STREIT 2/2019
S. 67-70
KG, §§ 1606 Abs. 3, § 1612 Abs. 1 S. 1, 1629 Abs. 2 S. 2 BGB
Wechselmodell: Voraussetzungen und Kindesunterhalt
1. Bei einer Betreuung des gemeinsamen Kindes durch beide Elternteile im Verhältnis von 45% zu 55% kann von einem unterhaltsrechtlichen paritätischen Wechselmodell, bei dem beide Elternteile quotal für den Unterhaltsbedarf des Kindes einzustehen haben, noch keine Rede sein.

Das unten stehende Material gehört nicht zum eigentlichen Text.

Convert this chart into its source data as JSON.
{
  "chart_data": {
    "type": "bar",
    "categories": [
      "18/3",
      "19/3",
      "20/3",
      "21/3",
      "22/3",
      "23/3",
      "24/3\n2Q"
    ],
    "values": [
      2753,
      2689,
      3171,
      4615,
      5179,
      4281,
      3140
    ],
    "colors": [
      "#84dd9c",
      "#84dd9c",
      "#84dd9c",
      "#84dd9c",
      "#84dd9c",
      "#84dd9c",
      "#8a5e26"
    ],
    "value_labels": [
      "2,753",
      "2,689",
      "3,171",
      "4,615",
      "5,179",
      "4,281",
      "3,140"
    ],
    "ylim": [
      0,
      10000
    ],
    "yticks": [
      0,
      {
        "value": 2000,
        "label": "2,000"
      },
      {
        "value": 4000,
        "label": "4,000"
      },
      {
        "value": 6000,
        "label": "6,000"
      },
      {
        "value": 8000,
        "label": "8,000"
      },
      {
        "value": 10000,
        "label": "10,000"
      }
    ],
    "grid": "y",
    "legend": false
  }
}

2. Der nach der Rechtsprechung des Bundesgerichtshofs in Sorge- und Umgangssachen (Beschluss vom 1. Februar 2017 – BGH Az.: XII ZB 601/15, BGHZ 214, S. 31) anerkannte Grundsatz, dass ein paritätisches Wechselmodell nur angeordnet werden kann, wenn zwischen den Eltern eine tragfähige Kommunikations- und Kooperationsbasis besteht, kann vom grundsätzlichen Denkansatz her als wertendes Element herangezogen werden, um die Frage zu entscheiden, ob ein spezifisches, von den Eltern praktiziertes Betreuungsmodell bereits als echtes Wechselmodell qualifiziert werden kann: Denn ohne eine gewisse Basis bei der Kommunikation und Kooperation der Eltern ist es auch aus unterhaltsrechtlicher Sicht nicht vorstellbar, wie die Eltern in der Lage sein wollen, die mit zunehmenden Alter des Kindes immer wichtiger werdenden organisatorischen Aspekte der Kinderbetreuung im Wechselmodell wahrzunehmen.

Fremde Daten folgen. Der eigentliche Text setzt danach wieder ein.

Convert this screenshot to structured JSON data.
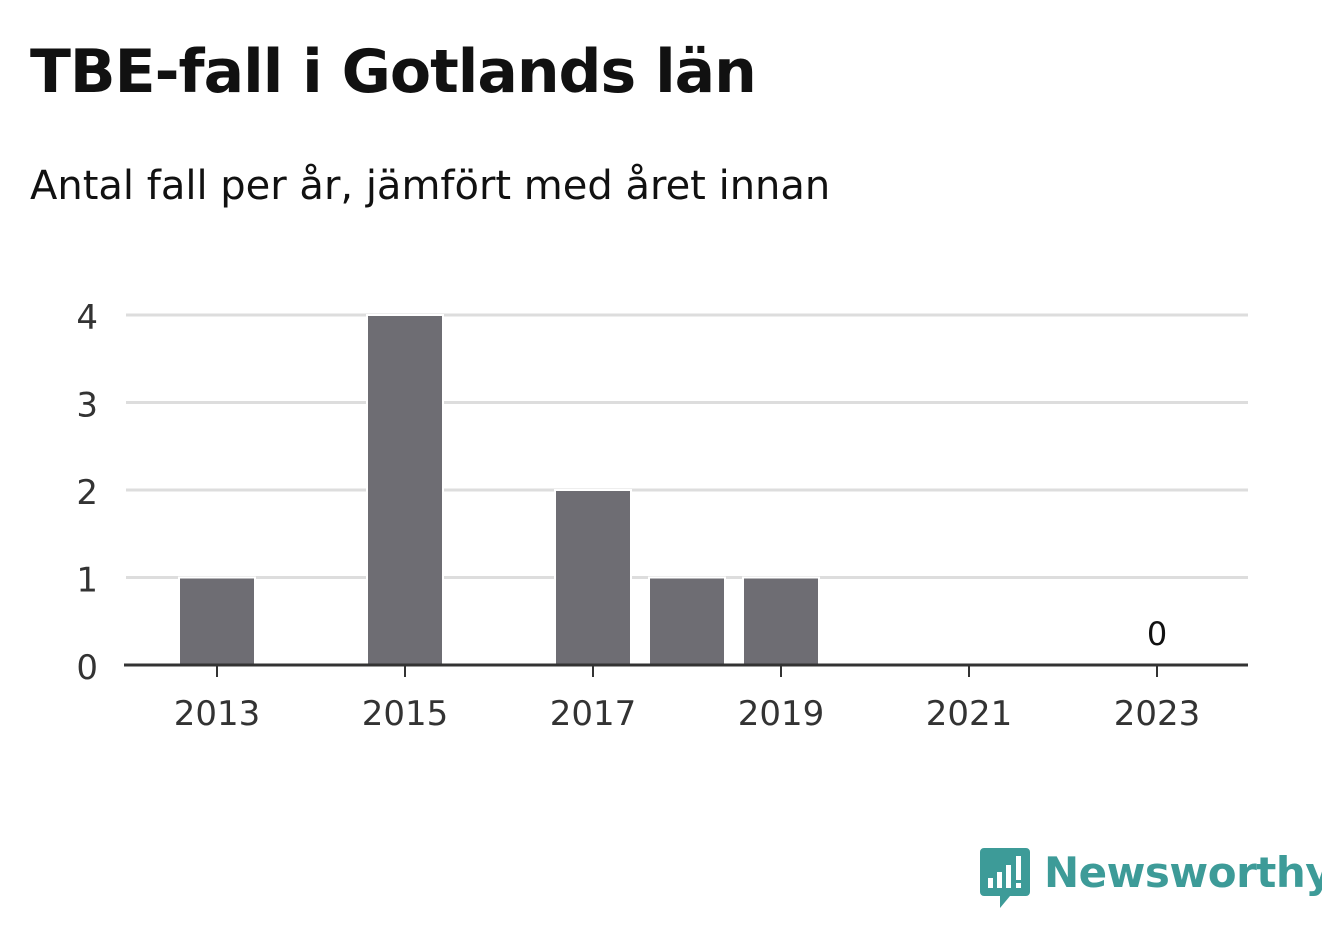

3. Zur Frage, ob der vom pflichtigen Elternteil geschuldete Barunterhalt zu mindern ist, weil der betreffende Elternteil für das unterhaltsberechtigte Kind regelmäßig Bekleidung kauft, Reisen finanziert oder sonstige Ausgaben bestreitet.
Beschluss des Kammergerichts (Senat) vom 15.04.2019 – 13 UF 89/16
Aus den Gründen
Die Beteiligten streiten über den Kindesunterhaltsanspruch der am … 2008 geborenen Antragstellerin gegen den Antragsgegner, ihren Vater.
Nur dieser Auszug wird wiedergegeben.